Mini mills could turn Iowa into gourment oil site

by Melea Reicks Licht, Agriculture Communications
Today, soybeans leave the farm for large processing plants, where they are degummed neutralized, bleached and deodorized into oil and meal.

Tomorrow, farmers may be able to process their own beans into specialty oils right on their farms, and astronauts may grow and process their own beans into food while on long space flights.

Two Iowa State researchers envision such a tomorrow, when "mini mills" might turn Iowa into the gourmet soybean oil capital of the world.

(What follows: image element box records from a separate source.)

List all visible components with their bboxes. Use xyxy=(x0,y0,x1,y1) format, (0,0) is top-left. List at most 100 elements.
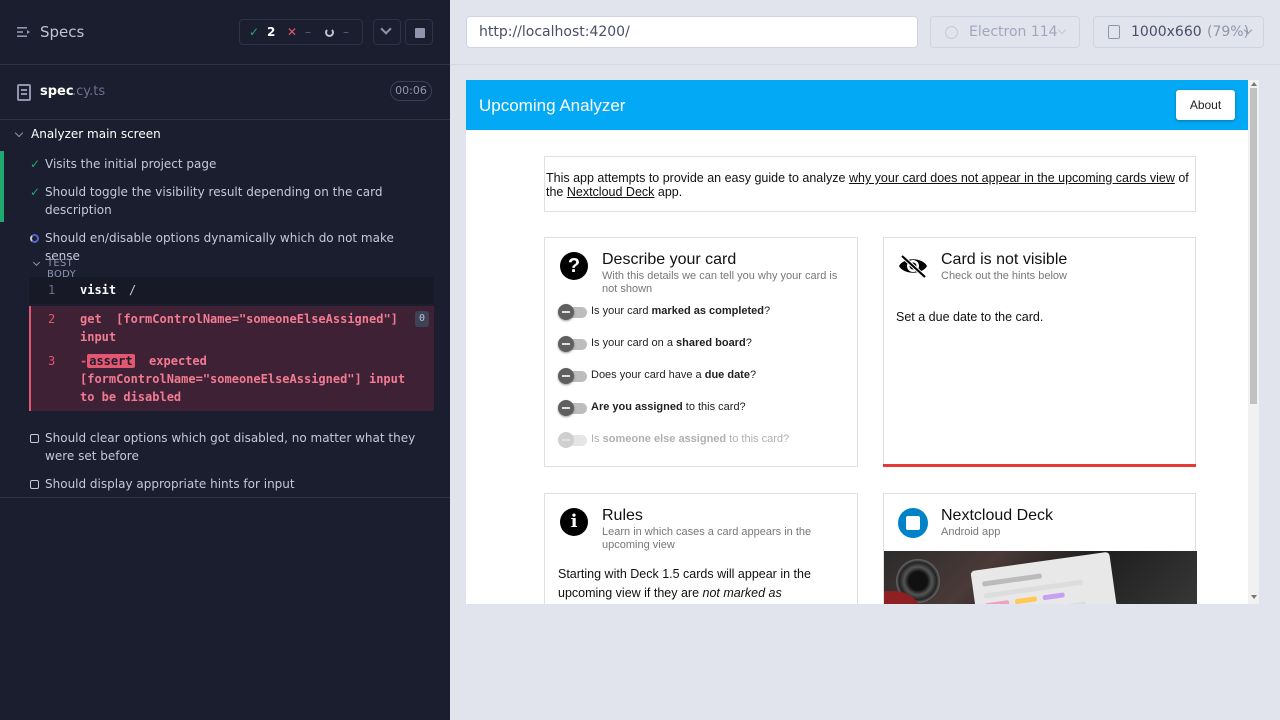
toggle-knob xyxy=(558,368,574,384)
test-title: Should display appropriate hints for inp… xyxy=(45,477,295,491)
url-bar[interactable]: http://localhost:4200/ xyxy=(466,16,918,48)
card-title: Card is not visible xyxy=(941,251,1068,268)
spec-header: spec .cy.ts 00:06 xyxy=(0,66,450,120)
command-number: 3 xyxy=(48,354,56,368)
command-number: 1 xyxy=(48,283,56,297)
failed-count: – xyxy=(305,25,311,39)
command-arg: [formControlName="someoneElseAssigned"] … xyxy=(80,312,398,344)
command-row-get[interactable]: get [formControlName="someoneElseAssigne… xyxy=(80,310,400,346)
test-title: Should clear options which got disabled,… xyxy=(45,431,416,463)
check-icon: ✓ xyxy=(30,157,41,171)
divider xyxy=(450,64,1280,65)
card-subtitle: Android app xyxy=(941,526,1001,538)
stop-button[interactable] xyxy=(405,19,433,45)
phone-image xyxy=(970,551,1122,604)
describe-card: ? Describe your card With this details w… xyxy=(544,237,858,467)
card-title: Describe your card xyxy=(602,251,737,268)
pending-count: – xyxy=(343,25,349,39)
question-icon: ? xyxy=(560,252,588,280)
spec-file-name[interactable]: spec xyxy=(40,84,74,99)
app-scrollbar[interactable] xyxy=(1248,80,1259,604)
chevron-down-icon xyxy=(1057,25,1067,35)
visibility-hint: Set a due date to the card. xyxy=(896,310,1044,324)
intro-text-pre: This app attempts to provide an easy gui… xyxy=(546,171,849,185)
app-toolbar: Upcoming Analyzer About xyxy=(466,80,1248,130)
spec-file-ext[interactable]: .cy.ts xyxy=(72,84,105,99)
toggle-knob xyxy=(558,336,574,352)
about-button[interactable]: About xyxy=(1176,90,1235,120)
assert-tag: assert xyxy=(87,354,135,368)
card-subtitle: With this details we can tell you why yo… xyxy=(602,270,838,295)
toggle-label: Does your card have a due date? xyxy=(591,369,757,381)
test-title: Should toggle the visibility result depe… xyxy=(45,185,383,217)
app-title: Upcoming Analyzer xyxy=(479,96,626,115)
toggle-label: Is your card on a shared board? xyxy=(591,337,752,349)
upcoming-view-link[interactable]: why your card does not appear in the upc… xyxy=(849,171,1175,185)
runner-panel: Specs ✓ 2 ✕ – – spec .cy.ts 00:06 Analyz… xyxy=(0,0,450,720)
scroll-up-icon[interactable] xyxy=(1251,82,1257,86)
deck-app-screenshot xyxy=(884,551,1197,604)
test-title: Should en/disable options dynamically wh… xyxy=(45,231,394,263)
check-icon: ✓ xyxy=(30,185,41,199)
toggle-knob xyxy=(558,304,574,320)
chevron-down-icon xyxy=(380,23,392,35)
pending-square-icon xyxy=(30,434,39,443)
specs-list-icon[interactable] xyxy=(16,24,32,40)
chevron-down-icon xyxy=(32,258,41,267)
card-title: Nextcloud Deck xyxy=(941,507,1054,524)
browser-selector[interactable]: Electron 114 xyxy=(930,16,1080,48)
toggle-knob xyxy=(558,432,574,448)
info-icon: i xyxy=(560,508,588,536)
intro-text-post: app. xyxy=(654,185,683,199)
running-spinner-icon xyxy=(30,234,39,243)
command-row-assert[interactable]: - assert expected [formControlName="someo… xyxy=(80,352,420,406)
app-frame: Upcoming Analyzer About This app attempt… xyxy=(466,80,1259,604)
failed-command-group: 2 get [formControlName="someoneElseAssig… xyxy=(29,306,434,411)
chevron-down-icon xyxy=(14,128,24,138)
command-arg: / xyxy=(129,283,137,297)
toggle-label: Is someone else assigned to this card? xyxy=(591,433,790,445)
scroll-down-icon[interactable] xyxy=(1251,595,1257,599)
passed-check-icon: ✓ xyxy=(249,25,260,39)
command-name: visit xyxy=(80,283,117,297)
passed-count: 2 xyxy=(267,25,276,39)
ruler-icon xyxy=(1108,25,1120,39)
test-stats: ✓ 2 ✕ – – xyxy=(239,19,363,45)
spec-duration: 00:06 xyxy=(390,81,432,101)
viewport-size: 1000x660 xyxy=(1131,24,1202,40)
scroll-thumb[interactable] xyxy=(1250,88,1257,404)
passed-indicator xyxy=(0,151,4,179)
test-title: Visits the initial project page xyxy=(45,157,217,171)
command-name: get xyxy=(80,312,102,326)
deck-card: Nextcloud Deck Android app xyxy=(883,493,1197,604)
eye-off-icon xyxy=(899,254,927,278)
document-icon xyxy=(17,84,31,101)
browser-label: Electron 114 xyxy=(969,24,1058,40)
specs-title[interactable]: Specs xyxy=(40,23,84,41)
stop-icon xyxy=(415,28,425,38)
runner-header: Specs ✓ 2 ✕ – – xyxy=(0,0,450,65)
element-count-badge: 0 xyxy=(415,311,429,327)
viewport-selector[interactable]: 1000x660 (79%) xyxy=(1093,16,1264,48)
pending-spinner-icon xyxy=(325,28,334,37)
nextcloud-deck-link[interactable]: Nextcloud Deck xyxy=(567,185,655,199)
command-row[interactable]: 1 visit / xyxy=(29,277,434,304)
suite-title: Analyzer main screen xyxy=(31,127,161,141)
passed-indicator xyxy=(0,179,4,222)
card-subtitle: Learn in which cases a card appears in t… xyxy=(602,526,812,551)
collapse-button[interactable] xyxy=(373,19,401,45)
failed-x-icon: ✕ xyxy=(287,25,298,39)
nextcloud-deck-icon xyxy=(898,508,928,538)
toggle-knob xyxy=(558,400,574,416)
visibility-card: Card is not visible Check out the hints … xyxy=(883,237,1196,467)
card-title: Rules xyxy=(602,507,643,524)
rules-card: i Rules Learn in which cases a card appe… xyxy=(544,493,858,604)
electron-icon xyxy=(945,26,958,39)
toggle-label: Are you assigned to this card? xyxy=(591,401,746,413)
command-number: 2 xyxy=(48,312,56,326)
viewport-zoom: (79%) xyxy=(1207,24,1250,40)
intro-box: This app attempts to provide an easy gui… xyxy=(544,156,1196,212)
rules-text: Starting with Deck 1.5 cards will appear… xyxy=(558,567,811,600)
divider xyxy=(0,497,450,498)
not-visible-indicator xyxy=(883,464,1196,467)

"If one looks at the olive oil industry in Europe, there are these little orchards all over the Mediterranean area," said Larry Johnson, director of the Center for Crop Utilization Research.

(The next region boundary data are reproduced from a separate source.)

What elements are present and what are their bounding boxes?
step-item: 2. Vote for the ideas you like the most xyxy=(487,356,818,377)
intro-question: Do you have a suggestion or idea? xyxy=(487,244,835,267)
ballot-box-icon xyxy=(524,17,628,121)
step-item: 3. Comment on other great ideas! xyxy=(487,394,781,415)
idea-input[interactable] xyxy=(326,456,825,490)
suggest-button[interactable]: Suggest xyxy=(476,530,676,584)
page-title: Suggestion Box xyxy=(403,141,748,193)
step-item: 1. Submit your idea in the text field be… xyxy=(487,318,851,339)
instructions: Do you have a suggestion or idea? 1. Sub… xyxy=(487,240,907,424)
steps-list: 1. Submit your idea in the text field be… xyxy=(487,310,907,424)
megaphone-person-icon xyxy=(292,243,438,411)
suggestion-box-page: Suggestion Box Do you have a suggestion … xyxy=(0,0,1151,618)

"Farmers harvest their fruit, squeeze out the oil, put it in fancy bottles and sell it. The same could be done with soybeans. What is normally 50 cents worth of oil could be sold as a $15 or $20 bottle of oil. My dream is to enable some farmers to create a market just like the olive oil industry of Italy and Greece."

But, unlike olive oil, crude soybean oil is inedible and must be refined. Johnson, along with food and nutrition scientist Tong Wang, have spent the past two years developing mini mills as an inexpensive way to process soybeans.

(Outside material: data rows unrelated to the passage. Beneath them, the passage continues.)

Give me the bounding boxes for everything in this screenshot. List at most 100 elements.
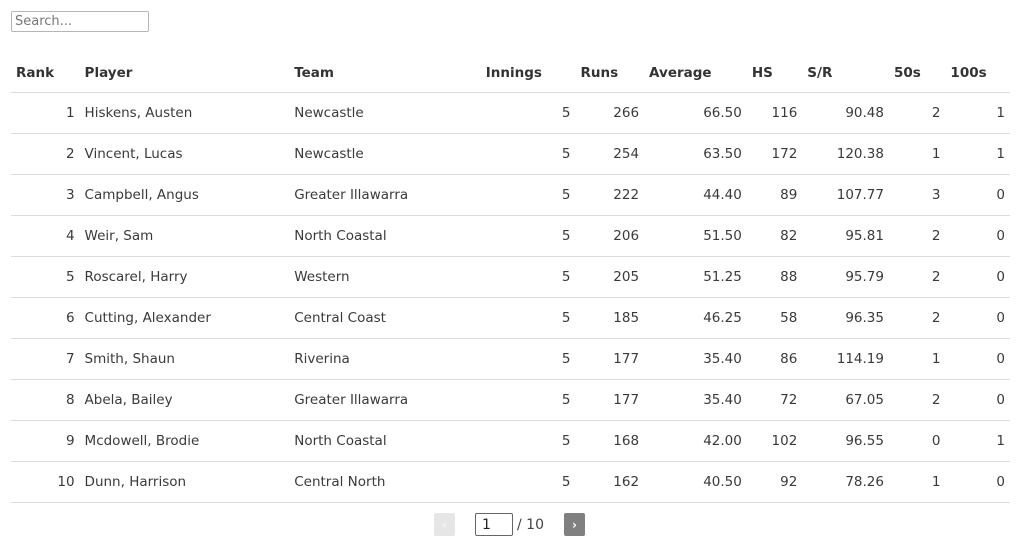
rank-cell: 3 — [11, 174, 80, 216]
team-cell: North Coastal — [289, 215, 481, 257]
fifties-cell: 2 — [888, 215, 946, 257]
innings-cell: 5 — [480, 461, 576, 503]
column-header-team[interactable]: Team — [289, 53, 481, 93]
average-cell: 51.50 — [644, 215, 747, 257]
fifties-cell: 2 — [888, 92, 946, 134]
hs-cell: 116 — [746, 92, 803, 134]
hundreds-cell: 0 — [945, 461, 1010, 503]
fifties-cell: 2 — [888, 379, 946, 421]
player-cell: Weir, Sam — [79, 215, 290, 257]
rank-cell: 4 — [11, 215, 80, 257]
team-cell: Central North — [289, 461, 481, 503]
column-header-sr[interactable]: S/R — [802, 53, 889, 93]
runs-cell: 177 — [575, 379, 645, 421]
sr-cell: 120.38 — [802, 133, 889, 175]
search-input[interactable] — [11, 11, 149, 32]
player-cell: Smith, Shaun — [79, 338, 290, 380]
fifties-cell: 1 — [888, 461, 946, 503]
column-header-runs[interactable]: Runs — [575, 53, 645, 93]
next-page-button[interactable]: › — [563, 513, 585, 536]
hs-cell: 82 — [746, 215, 803, 257]
team-cell: Newcastle — [289, 133, 481, 175]
previous-page-button[interactable]: ‹ — [434, 513, 455, 536]
sr-cell: 107.77 — [802, 174, 889, 216]
table-row: 2 Vincent, Lucas Newcastle 5 254 63.50 172 120.… — [11, 133, 1010, 175]
average-cell: 66.50 — [644, 92, 747, 134]
player-cell: Dunn, Harrison — [79, 461, 290, 503]
column-header-average[interactable]: Average — [644, 53, 747, 93]
chevron-right-icon: › — [572, 517, 577, 532]
page-number-input[interactable] — [475, 513, 513, 536]
player-cell: Hiskens, Austen — [79, 92, 290, 134]
team-cell: Central Coast — [289, 297, 481, 339]
player-cell: Roscarel, Harry — [79, 256, 290, 298]
innings-cell: 5 — [480, 92, 576, 134]
rank-cell: 6 — [11, 297, 80, 339]
column-header-innings[interactable]: Innings — [480, 53, 576, 93]
runs-cell: 185 — [575, 297, 645, 339]
sr-cell: 90.48 — [802, 92, 889, 134]
average-cell: 42.00 — [644, 420, 747, 462]
page-total: / 10 — [517, 516, 544, 533]
table-row: 7 Smith, Shaun Riverina 5 177 35.40 86 114.19 1 0 — [11, 338, 1010, 380]
team-cell: Riverina — [289, 338, 481, 380]
table-row: 6 Cutting, Alexander Central Coast 5 185 46.2… — [11, 297, 1010, 339]
sr-cell: 96.35 — [802, 297, 889, 339]
table-row: 10 Dunn, Harrison Central North 5 162 40.50 92… — [11, 461, 1010, 503]
average-cell: 40.50 — [644, 461, 747, 503]
runs-cell: 177 — [575, 338, 645, 380]
table-row: 5 Roscarel, Harry Western 5 205 51.25 88 95.79 2… — [11, 256, 1010, 298]
hundreds-cell: 0 — [945, 215, 1010, 257]
fifties-cell: 1 — [888, 133, 946, 175]
sr-cell: 95.81 — [802, 215, 889, 257]
average-cell: 44.40 — [644, 174, 747, 216]
innings-cell: 5 — [480, 256, 576, 298]
innings-cell: 5 — [480, 215, 576, 257]
average-cell: 46.25 — [644, 297, 747, 339]
innings-cell: 5 — [480, 174, 576, 216]
rank-cell: 10 — [11, 461, 80, 503]
table-row: 1 Hiskens, Austen Newcastle 5 266 66.50 116 90.… — [11, 92, 1010, 134]
average-cell: 63.50 — [644, 133, 747, 175]
average-cell: 51.25 — [644, 256, 747, 298]
table-row: 8 Abela, Bailey Greater Illawarra 5 177 35.40… — [11, 379, 1010, 421]
team-cell: Greater Illawarra — [289, 174, 481, 216]
innings-cell: 5 — [480, 379, 576, 421]
average-cell: 35.40 — [644, 338, 747, 380]
player-cell: Mcdowell, Brodie — [79, 420, 290, 462]
table-row: 3 Campbell, Angus Greater Illawarra 5 222 44.… — [11, 174, 1010, 216]
rank-cell: 8 — [11, 379, 80, 421]
runs-cell: 206 — [575, 215, 645, 257]
table-row: 4 Weir, Sam North Coastal 5 206 51.50 82 95.81 2… — [11, 215, 1010, 257]
team-cell: Newcastle — [289, 92, 481, 134]
runs-cell: 254 — [575, 133, 645, 175]
rank-cell: 2 — [11, 133, 80, 175]
rank-cell: 7 — [11, 338, 80, 380]
average-cell: 35.40 — [644, 379, 747, 421]
fifties-cell: 2 — [888, 297, 946, 339]
hundreds-cell: 0 — [945, 338, 1010, 380]
sr-cell: 95.79 — [802, 256, 889, 298]
column-header-player[interactable]: Player — [79, 53, 290, 93]
table-row: 9 Mcdowell, Brodie North Coastal 5 168 42.00 1… — [11, 420, 1010, 462]
sr-cell: 114.19 — [802, 338, 889, 380]
innings-cell: 5 — [480, 297, 576, 339]
runs-cell: 168 — [575, 420, 645, 462]
column-header-hs[interactable]: HS — [746, 53, 803, 93]
hundreds-cell: 0 — [945, 174, 1010, 216]
column-header-50s[interactable]: 50s — [888, 53, 946, 93]
sr-cell: 96.55 — [802, 420, 889, 462]
rank-cell: 9 — [11, 420, 80, 462]
hs-cell: 58 — [746, 297, 803, 339]
hundreds-cell: 0 — [945, 297, 1010, 339]
batting-stats-table: Rank Player Team Innings Runs Average HS… — [11, 53, 1010, 503]
hs-cell: 88 — [746, 256, 803, 298]
runs-cell: 205 — [575, 256, 645, 298]
pagination: ‹ / 10 › — [434, 513, 585, 536]
innings-cell: 5 — [480, 338, 576, 380]
runs-cell: 222 — [575, 174, 645, 216]
fifties-cell: 2 — [888, 256, 946, 298]
column-header-100s[interactable]: 100s — [945, 53, 1010, 93]
hundreds-cell: 0 — [945, 379, 1010, 421]
column-header-rank[interactable]: Rank — [11, 53, 80, 93]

These mini mills not only are smaller than commercial mills (making them practical for independent farmers to own), they also provide an inexpensive and "natural" way to process soybeans into oil and meal.

"Tong and I have a vision of using this process to create specialty oils that have improved nutrition, better cooking traits or other characteristics that consumers desire," Johnson said.

"Some of these would come from new soybean varieties, such as those that produce low-saturated fat products and those that produce oils that are more stable, which help your potato chips last longer. Both of those varieties were developed or partially developed here at Iowa State," he added.

Unlike conventional processing, the mini mill process doesn't use chemicals to neutralize the oil, so it can be marketed as "naturally refined." It also avoids the costly equipment used to "de-gum" oil by using a natural settling process.

In addition, the bleaching and deodorizing steps may not be needed, Wang said, because the oil would be marketed as unique. Such qualities as an orange color and aromatic flavor could be a selling point rather than a drawback.

Johnson noted several companies, most of them farmers' cooperatives, have expressed interest in adopting the oil-refining techniques.

Another group interested in the project is NASA, whose officials have identified soybeans as a suitable crop for growing in space. But even in space, soybeans need to be processed into something edible. Part of NASA's attraction to the Iowa State process is that it is multi-functional and could be used for other space-grown crops, like peanuts or wheat, Wang said.

"NASA needs a very simple means of processing soybeans into edible oil and meal that can be used for soy milk, frying oil and texturized vegetable protein, which is used as a meat substitute or extender," Wang said.

While the size of the system and the stability of the solvent could be tailored to space travel, the two are trying to solve a problem unique to space.

"We have a bit of a problem, in that there's no gravity in space," Johnson said. "We think there are ways to get around that."